I pull into the drive-through right on the dot of five A.M., and McDonald’s, bless its reliable heart, is indeed open for breakfast. I order my much-anticipated Sausage Biscuit with Cheese as well as two Hash Browns. (I decide to pass on the Breakfast Burritos.) The drive-through employee hands me the bag of food, and the greasy smell of pork and cheese and potatoes and biscuit-y goodness assails my nostrils. I practically salivate. There is NO WAY I’m making it back home before I eat this stuff.
(At this point I should probably mention that during my entire pregnancy I have been afflicted with persistent, chronic hyperemesis gravidarum – for those of you who’ve never heard that term before, it’s what them fancy doctors call “you ain’t never gonna stop throwin’ up until this baby comes out.” Even at eight months pregnant, I considered a day without barfing to be a very good day indeed.)
Forewarned is forearmed, right? I could put the knowledge about my treacherous stomach to good use and not shovel my entire McDonald’s breakfast down my gullet within a time frame of .00001 seconds, right? Wrong. No, I hork that stuff back like I haven’t eaten a single molecule of food in over a week, all while driving back to my little apartment and sleeping husband.

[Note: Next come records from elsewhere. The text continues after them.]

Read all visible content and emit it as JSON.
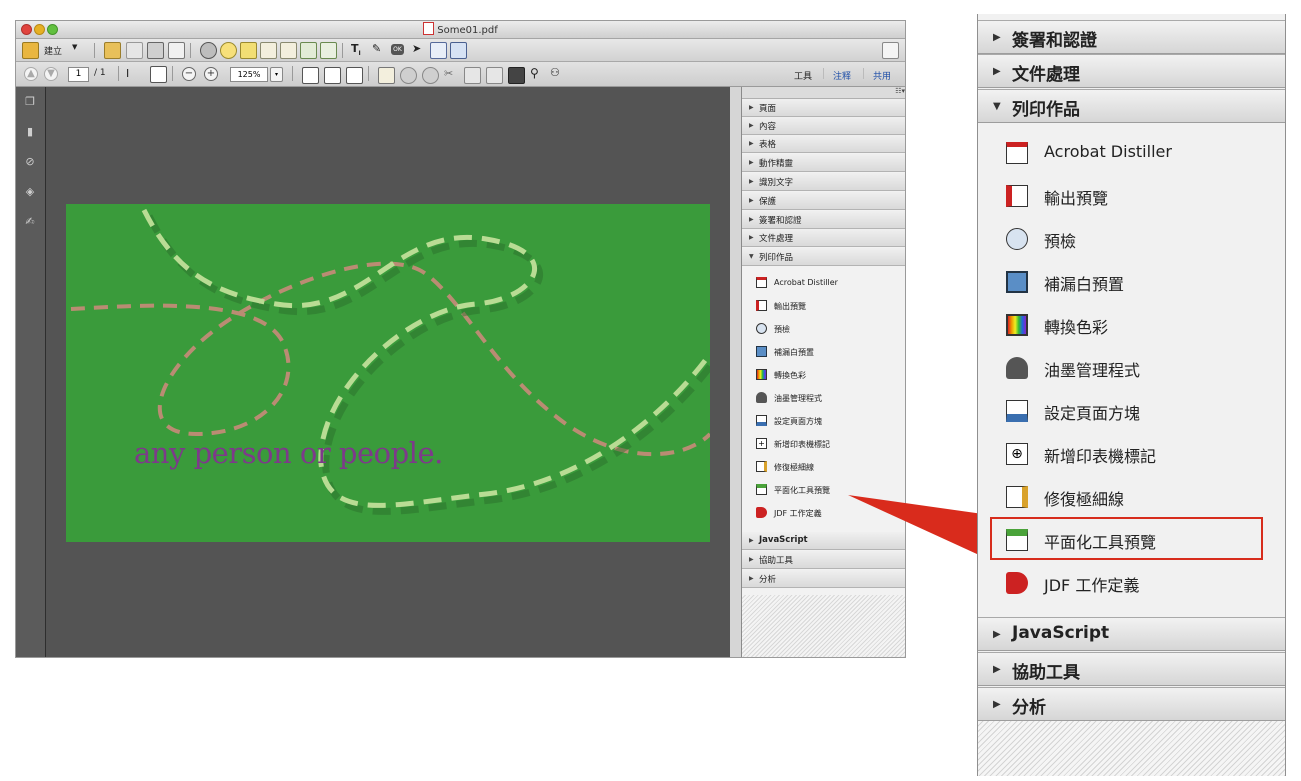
{
  "window": {
    "title": "Some01.pdf",
    "create_label": "建立",
    "page_current": "1",
    "page_total": "/ 1",
    "zoom": "125%",
    "right_tools": [
      "工具",
      "注释",
      "共用"
    ]
  },
  "document": {
    "text": "any person or people."
  },
  "pane": {
    "sections_top": [
      "頁面",
      "內容",
      "表格",
      "動作精靈",
      "識別文字",
      "保護",
      "簽署和認證",
      "文件處理"
    ],
    "open_section": "列印作品",
    "items": [
      {
        "label": "Acrobat Distiller",
        "icon": "acrobat-distiller-icon"
      },
      {
        "label": "輸出預覽",
        "icon": "output-preview-icon"
      },
      {
        "label": "預檢",
        "icon": "preflight-icon"
      },
      {
        "label": "補漏白預置",
        "icon": "trap-presets-icon"
      },
      {
        "label": "轉換色彩",
        "icon": "convert-colors-icon"
      },
      {
        "label": "油墨管理程式",
        "icon": "ink-manager-icon"
      },
      {
        "label": "設定頁面方塊",
        "icon": "set-page-boxes-icon"
      },
      {
        "label": "新增印表機標記",
        "icon": "add-printer-marks-icon"
      },
      {
        "label": "修復極細線",
        "icon": "fix-hairlines-icon"
      },
      {
        "label": "平面化工具預覽",
        "icon": "flattener-preview-icon"
      },
      {
        "label": "JDF 工作定義",
        "icon": "jdf-job-definitions-icon"
      }
    ],
    "sections_bottom": [
      "JavaScript",
      "協助工具",
      "分析"
    ]
  },
  "zoomed_pane": {
    "sections_top": [
      "簽署和認證",
      "文件處理"
    ],
    "open_section": "列印作品",
    "highlighted_item": "平面化工具預覽",
    "sections_bottom": [
      "JavaScript",
      "協助工具",
      "分析"
    ]
  },
  "colors": {
    "page_green": "#3a9b3b",
    "text_purple": "#7d3a8a",
    "highlight_red": "#d72c1c",
    "workspace_gray": "#545454"
  }
}
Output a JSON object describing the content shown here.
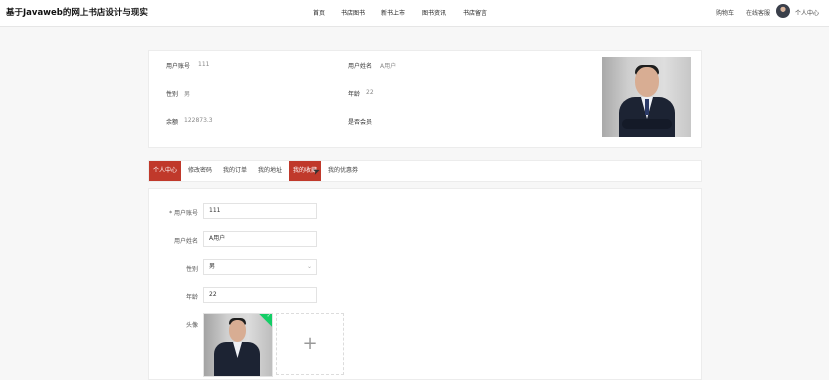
{
  "header": {
    "site_title": "基于Javaweb的网上书店设计与现实",
    "nav": [
      "首页",
      "书店图书",
      "新书上市",
      "图书资讯",
      "书店留言"
    ],
    "cart": "购物车",
    "online_service": "在线客服",
    "user_center": "个人中心"
  },
  "profile": {
    "account_label": "用户账号",
    "account_value": "111",
    "name_label": "用户姓名",
    "name_value": "A用户",
    "gender_label": "性别",
    "gender_value": "男",
    "age_label": "年龄",
    "age_value": "22",
    "balance_label": "余额",
    "balance_value": "122873.3",
    "vip_label": "是否会员"
  },
  "tabs": [
    "个人中心",
    "修改密码",
    "我的订单",
    "我的地址",
    "我的收藏",
    "我的优惠券"
  ],
  "active_tab_index": 0,
  "hover_tab_index": 4,
  "form": {
    "account": {
      "label": "* 用户账号",
      "value": "111"
    },
    "name": {
      "label": "用户姓名",
      "value": "A用户"
    },
    "gender": {
      "label": "性别",
      "value": "男"
    },
    "age": {
      "label": "年龄",
      "value": "22"
    },
    "avatar_label": "头像",
    "upload_plus": "+"
  },
  "colors": {
    "accent": "#c0392b",
    "success": "#13ce66"
  }
}
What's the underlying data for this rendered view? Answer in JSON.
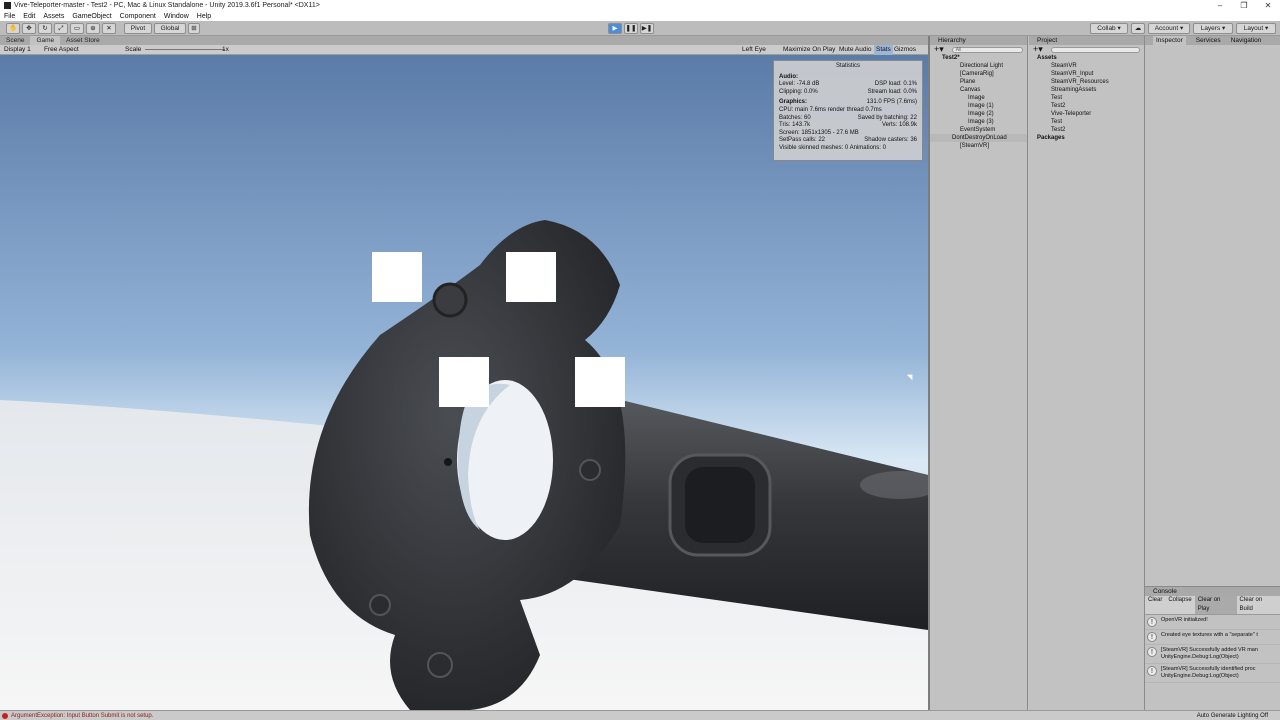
{
  "window": {
    "title": "Vive-Teleporter-master - Test2 - PC, Mac & Linux Standalone - Unity 2019.3.6f1 Personal* <DX11>",
    "controls": [
      "–",
      "❐",
      "✕"
    ]
  },
  "menu": [
    "File",
    "Edit",
    "Assets",
    "GameObject",
    "Component",
    "Window",
    "Help"
  ],
  "toolbar": {
    "pivot": "Pivot",
    "global": "Global",
    "play": "▶",
    "pause": "❚❚",
    "step": "▶❚",
    "collab": "Collab ▾",
    "cloud": "☁",
    "account": "Account ▾",
    "layers": "Layers ▾",
    "layout": "Layout ▾"
  },
  "view_tabs": [
    "Scene",
    "Game",
    "Asset Store"
  ],
  "gamebar": {
    "display": "Display 1",
    "aspect": "Free Aspect",
    "scale_label": "Scale",
    "scale_value": "1x",
    "left_eye": "Left Eye",
    "maximize": "Maximize On Play",
    "mute": "Mute Audio",
    "stats": "Stats",
    "gizmos": "Gizmos"
  },
  "stats": {
    "title": "Statistics",
    "audio_header": "Audio:",
    "level": "Level: -74.8 dB",
    "dsp": "DSP load: 0.1%",
    "clipping": "Clipping: 0.0%",
    "stream": "Stream load: 0.0%",
    "graphics_header": "Graphics:",
    "fps": "131.0 FPS (7.6ms)",
    "cpu": "CPU: main 7.6ms  render thread 0.7ms",
    "batches": "Batches: 60",
    "saved": "Saved by batching: 22",
    "tris": "Tris: 143.7k",
    "verts": "Verts: 108.9k",
    "screen": "Screen: 1851x1305 - 27.6 MB",
    "setpass": "SetPass calls: 22",
    "shadow": "Shadow casters: 36",
    "skinned": "Visible skinned meshes: 0  Animations: 0"
  },
  "hierarchy": {
    "tab": "Hierarchy",
    "search_placeholder": "All",
    "items": [
      "Test2*",
      "Directional Light",
      "[CameraRig]",
      "Plane",
      "Canvas",
      "Image",
      "Image (1)",
      "Image (2)",
      "Image (3)",
      "EventSystem",
      "DontDestroyOnLoad",
      "[SteamVR]"
    ]
  },
  "project": {
    "tab": "Project",
    "items": [
      "Assets",
      "SteamVR",
      "SteamVR_Input",
      "SteamVR_Resources",
      "StreamingAssets",
      "Test",
      "Test2",
      "Vive-Teleporter",
      "Test",
      "Test2",
      "Packages"
    ]
  },
  "inspector": {
    "tabs": [
      "Inspector",
      "Services",
      "Navigation"
    ]
  },
  "console": {
    "tab": "Console",
    "buttons": [
      "Clear",
      "Collapse",
      "Clear on Play",
      "Clear on Build"
    ],
    "entries": [
      {
        "line1": "OpenVR initialized!",
        "line2": ""
      },
      {
        "line1": "Created eye textures with a \"separate\" t",
        "line2": ""
      },
      {
        "line1": "[SteamVR] Successfully added VR man",
        "line2": "UnityEngine.Debug:Log(Object)"
      },
      {
        "line1": "[SteamVR] Successfully identified proc",
        "line2": "UnityEngine.Debug:Log(Object)"
      }
    ]
  },
  "status": {
    "error": "ArgumentException: Input Button Submit is not setup.",
    "lighting": "Auto Generate Lighting Off"
  },
  "colors": {
    "sky_top": "#5f7fae",
    "sky_bottom": "#dde9f3",
    "controller": "#2c2e31",
    "error": "#c42020"
  }
}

Seriously, I barely even chew.
I pull into my tiny, cramped parking space and ease The Big Uncomfortable Belly of the Almost 36 Weeks Pregnant Woman out of the driver’s seat. And for the first time ever, I am glad of the proximity of the humongous army-green dumpster, because I immediately lose my much-coveted McDonald’s breakfast Right. The. Fuck. Into. It.
Tears prickle at the corners of my eyes. I clutch the side of the dumpster and gasp for breath. I ponder the many injustices of pregnancy, and I grieve silently for the loss of my Sausage Biscuit with Cheese. The tears cut loose and course down my cheeks as I stand there, alone, in a back alley in the early morning darkness. The smell of steaming puke permeates the winter air.
Epilogue: You may be wondering how I could possibly remember the exact date of this incident: November 13, 2007. Well, I’ll tell you. Later that morning I collapsed into bed for a short nap, only to wake up at about four in the afternoon, feeling grosser than I ever have in my entire life, and laying in… wetness. The “not pee” kind of wetness. A little more than twelve hours later, on November 14th, we welcomed my only son into the world.
The delivery went great, but the best part — the one that strikes such jealousy in the hearts of my friends who are also mothers — was that I didn’t poop on the delivery table. After all, I had no food in my stomach.
It was all at the bottom of the humongous army-green dumpster.